Church Under the Trees

Breathless from climbing two flights of stairs, Auntie Yao paused to rest. She unlocked her red metal door and ushered the missionary into her tiny, dark apartment. The smell of incense burning on her idol shelf filled the hot, stuffy air – a small idol of Matsu (goddess of the sea) the centerpiece of the large, cluttered shelf.

Now in her seventies, Auntie Yao lives in a small, inner-city government housing community. She did not have much education and can hardly read. But she is proud of her hard work as a dishwasher earlier in life. Though bent over double because of a back injury that never healed, she manages to keep her apartment clean and does her own shopping and cooking. Her daughter lives far away and her son has little to do with her.
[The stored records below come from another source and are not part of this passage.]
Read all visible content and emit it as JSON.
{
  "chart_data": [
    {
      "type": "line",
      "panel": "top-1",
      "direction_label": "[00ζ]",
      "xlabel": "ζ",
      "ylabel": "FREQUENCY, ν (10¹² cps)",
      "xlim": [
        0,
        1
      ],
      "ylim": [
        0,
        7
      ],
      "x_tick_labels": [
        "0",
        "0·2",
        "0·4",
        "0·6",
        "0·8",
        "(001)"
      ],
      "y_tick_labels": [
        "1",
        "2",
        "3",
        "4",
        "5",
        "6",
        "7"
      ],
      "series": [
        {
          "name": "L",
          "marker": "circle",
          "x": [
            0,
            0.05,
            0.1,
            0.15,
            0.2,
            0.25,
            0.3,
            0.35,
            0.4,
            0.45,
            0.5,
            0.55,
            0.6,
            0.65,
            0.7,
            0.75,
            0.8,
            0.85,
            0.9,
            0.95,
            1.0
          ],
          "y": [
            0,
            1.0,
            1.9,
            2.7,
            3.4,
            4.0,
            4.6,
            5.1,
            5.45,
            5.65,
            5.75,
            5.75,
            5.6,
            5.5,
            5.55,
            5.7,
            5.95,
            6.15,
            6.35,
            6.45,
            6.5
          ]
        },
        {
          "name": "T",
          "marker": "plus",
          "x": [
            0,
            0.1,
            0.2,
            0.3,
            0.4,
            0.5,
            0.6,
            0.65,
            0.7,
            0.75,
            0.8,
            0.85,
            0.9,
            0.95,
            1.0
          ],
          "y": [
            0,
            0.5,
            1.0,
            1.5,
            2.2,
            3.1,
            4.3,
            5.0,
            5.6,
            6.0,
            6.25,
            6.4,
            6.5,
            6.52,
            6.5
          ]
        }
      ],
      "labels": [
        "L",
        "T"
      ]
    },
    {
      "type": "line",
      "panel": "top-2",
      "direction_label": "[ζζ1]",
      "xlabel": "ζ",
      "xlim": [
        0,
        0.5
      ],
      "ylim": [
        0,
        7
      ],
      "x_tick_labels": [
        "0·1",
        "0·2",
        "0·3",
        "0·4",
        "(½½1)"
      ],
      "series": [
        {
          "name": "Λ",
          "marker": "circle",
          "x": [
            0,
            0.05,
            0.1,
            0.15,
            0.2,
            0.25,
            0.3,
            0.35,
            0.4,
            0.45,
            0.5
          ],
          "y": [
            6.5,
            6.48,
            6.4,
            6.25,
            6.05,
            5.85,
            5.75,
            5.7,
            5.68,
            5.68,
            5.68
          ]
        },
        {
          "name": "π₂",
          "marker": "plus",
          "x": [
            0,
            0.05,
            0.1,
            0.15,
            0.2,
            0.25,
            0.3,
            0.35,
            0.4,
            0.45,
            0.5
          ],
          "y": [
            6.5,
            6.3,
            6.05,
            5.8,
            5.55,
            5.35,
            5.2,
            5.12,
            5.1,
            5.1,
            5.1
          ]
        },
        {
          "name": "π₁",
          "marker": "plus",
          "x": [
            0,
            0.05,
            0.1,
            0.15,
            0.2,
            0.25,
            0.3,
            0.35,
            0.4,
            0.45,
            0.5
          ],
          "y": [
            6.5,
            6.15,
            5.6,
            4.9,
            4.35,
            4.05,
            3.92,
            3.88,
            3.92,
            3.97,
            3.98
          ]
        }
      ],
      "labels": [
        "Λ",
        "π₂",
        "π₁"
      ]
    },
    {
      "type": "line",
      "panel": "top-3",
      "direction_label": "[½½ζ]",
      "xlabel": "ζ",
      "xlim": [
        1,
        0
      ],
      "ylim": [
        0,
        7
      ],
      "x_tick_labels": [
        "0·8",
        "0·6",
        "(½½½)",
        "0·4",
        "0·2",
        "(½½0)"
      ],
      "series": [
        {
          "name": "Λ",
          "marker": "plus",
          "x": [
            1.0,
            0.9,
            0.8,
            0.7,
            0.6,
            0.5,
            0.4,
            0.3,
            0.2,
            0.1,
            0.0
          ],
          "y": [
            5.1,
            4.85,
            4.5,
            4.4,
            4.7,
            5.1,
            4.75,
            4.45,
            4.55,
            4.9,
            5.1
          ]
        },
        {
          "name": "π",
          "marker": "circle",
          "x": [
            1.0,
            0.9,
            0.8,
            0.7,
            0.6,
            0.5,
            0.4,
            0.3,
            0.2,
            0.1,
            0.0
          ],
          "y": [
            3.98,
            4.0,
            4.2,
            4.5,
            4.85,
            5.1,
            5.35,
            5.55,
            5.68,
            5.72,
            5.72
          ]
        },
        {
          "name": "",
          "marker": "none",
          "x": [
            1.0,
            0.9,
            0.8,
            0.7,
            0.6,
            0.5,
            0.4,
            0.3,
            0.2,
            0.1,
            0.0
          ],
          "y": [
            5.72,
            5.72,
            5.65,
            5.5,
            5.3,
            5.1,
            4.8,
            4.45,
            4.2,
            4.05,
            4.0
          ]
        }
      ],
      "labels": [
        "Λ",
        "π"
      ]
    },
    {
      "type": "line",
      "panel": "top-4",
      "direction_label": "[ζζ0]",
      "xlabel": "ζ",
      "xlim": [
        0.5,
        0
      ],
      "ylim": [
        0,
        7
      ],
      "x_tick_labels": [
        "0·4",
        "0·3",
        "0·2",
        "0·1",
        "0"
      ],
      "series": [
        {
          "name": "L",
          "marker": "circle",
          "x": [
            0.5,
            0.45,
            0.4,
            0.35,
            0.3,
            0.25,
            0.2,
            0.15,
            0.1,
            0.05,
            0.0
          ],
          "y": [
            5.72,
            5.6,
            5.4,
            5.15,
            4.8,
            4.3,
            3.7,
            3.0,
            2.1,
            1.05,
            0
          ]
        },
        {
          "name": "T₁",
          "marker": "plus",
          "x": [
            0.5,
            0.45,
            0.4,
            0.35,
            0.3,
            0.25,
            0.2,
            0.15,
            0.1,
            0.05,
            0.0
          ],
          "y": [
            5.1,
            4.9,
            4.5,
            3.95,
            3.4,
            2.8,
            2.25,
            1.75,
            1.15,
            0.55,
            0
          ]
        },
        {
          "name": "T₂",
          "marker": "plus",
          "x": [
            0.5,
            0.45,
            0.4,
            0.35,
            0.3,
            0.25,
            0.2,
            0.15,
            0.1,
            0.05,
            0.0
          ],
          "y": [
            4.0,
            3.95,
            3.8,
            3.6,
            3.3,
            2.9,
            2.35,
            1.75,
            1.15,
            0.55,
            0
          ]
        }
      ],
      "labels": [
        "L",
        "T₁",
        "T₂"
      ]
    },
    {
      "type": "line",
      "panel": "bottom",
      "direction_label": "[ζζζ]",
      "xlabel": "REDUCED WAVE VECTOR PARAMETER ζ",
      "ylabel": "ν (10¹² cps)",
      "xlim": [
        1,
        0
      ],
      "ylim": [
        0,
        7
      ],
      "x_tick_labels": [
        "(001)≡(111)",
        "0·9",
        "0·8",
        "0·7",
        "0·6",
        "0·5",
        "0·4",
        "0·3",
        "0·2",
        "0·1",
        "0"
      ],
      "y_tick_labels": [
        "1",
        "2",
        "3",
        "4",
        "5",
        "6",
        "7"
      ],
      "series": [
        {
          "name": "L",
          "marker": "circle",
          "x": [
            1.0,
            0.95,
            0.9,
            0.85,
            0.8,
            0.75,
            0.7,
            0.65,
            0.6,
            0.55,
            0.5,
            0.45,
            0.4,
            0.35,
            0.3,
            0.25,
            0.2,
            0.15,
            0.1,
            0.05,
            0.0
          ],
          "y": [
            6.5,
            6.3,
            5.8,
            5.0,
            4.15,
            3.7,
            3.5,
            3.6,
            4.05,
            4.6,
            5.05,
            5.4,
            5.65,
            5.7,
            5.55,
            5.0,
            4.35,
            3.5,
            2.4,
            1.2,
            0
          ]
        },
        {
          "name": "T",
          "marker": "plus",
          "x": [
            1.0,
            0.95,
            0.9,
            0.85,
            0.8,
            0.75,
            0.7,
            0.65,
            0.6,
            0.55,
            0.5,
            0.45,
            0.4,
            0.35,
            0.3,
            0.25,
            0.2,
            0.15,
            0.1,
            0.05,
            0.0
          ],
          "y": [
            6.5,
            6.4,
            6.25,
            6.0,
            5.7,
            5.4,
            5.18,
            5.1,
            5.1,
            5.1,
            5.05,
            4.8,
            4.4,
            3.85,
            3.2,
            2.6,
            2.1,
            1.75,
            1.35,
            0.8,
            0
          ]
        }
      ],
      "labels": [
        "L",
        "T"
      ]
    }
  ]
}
As a widow, the lack of close relationships with her children causes her much sadness.

A missionary couple met Auntie Yao at a summer English camp run by OMF missionaries and short term workers. She joined the adult English class offered at the camp. The couple invited Auntie Yao to join them under the trees outside her apartment for a time of singing Taiwanese Christian songs. She liked coming because she could visit with neighbors and learn some Chinese characters in the lyrics. Along with six other participants from the English camp, Auntie Yao began meeting with the missionaries on Sunday mornings, forming a “church under the trees”.

The “church under the tree” meets at a busy crossroad, which is a gathering place for the neighborhood. People come and go, stopping a bit to listen to the singing and Bible stories, then moving on. A few have become regulars. The group can include young mothers with children, elderly, the physically or mentally impaired, and drunks. The missionaries visit the community during the week to get to know the people better and offer practical help.

When the missionaries met Auntie Yao, she had no understanding of God and had not heard the gospel. Once she asked if they took Jesus back to their home country when they left Taiwan. Fifty years ago, she had become a follower of Matsu, the most worshipped goddess in Taiwan. On several occasions, she would say wistfully, “If I had heard about Jesus 50 years ago, I may have believed but now I can’t give up my worship of Matsu. I am afraid she will be angry if I do that. Matsu has been good to me and I must keep worshiping her.”

Auntie Yao is one of the many Taiwanese people who are bound by idol worship. Despite her closed heart, Auntie Yao has been coming faithfully to the “church under the trees” for two years, to sing Taiwanese Christian songs and listen to Bible stories. She knows about God now and acknowledges that it is good to believe in Jesus. She is happy for the missionaries to pray for her and her family. When will she trust and follow Jesus?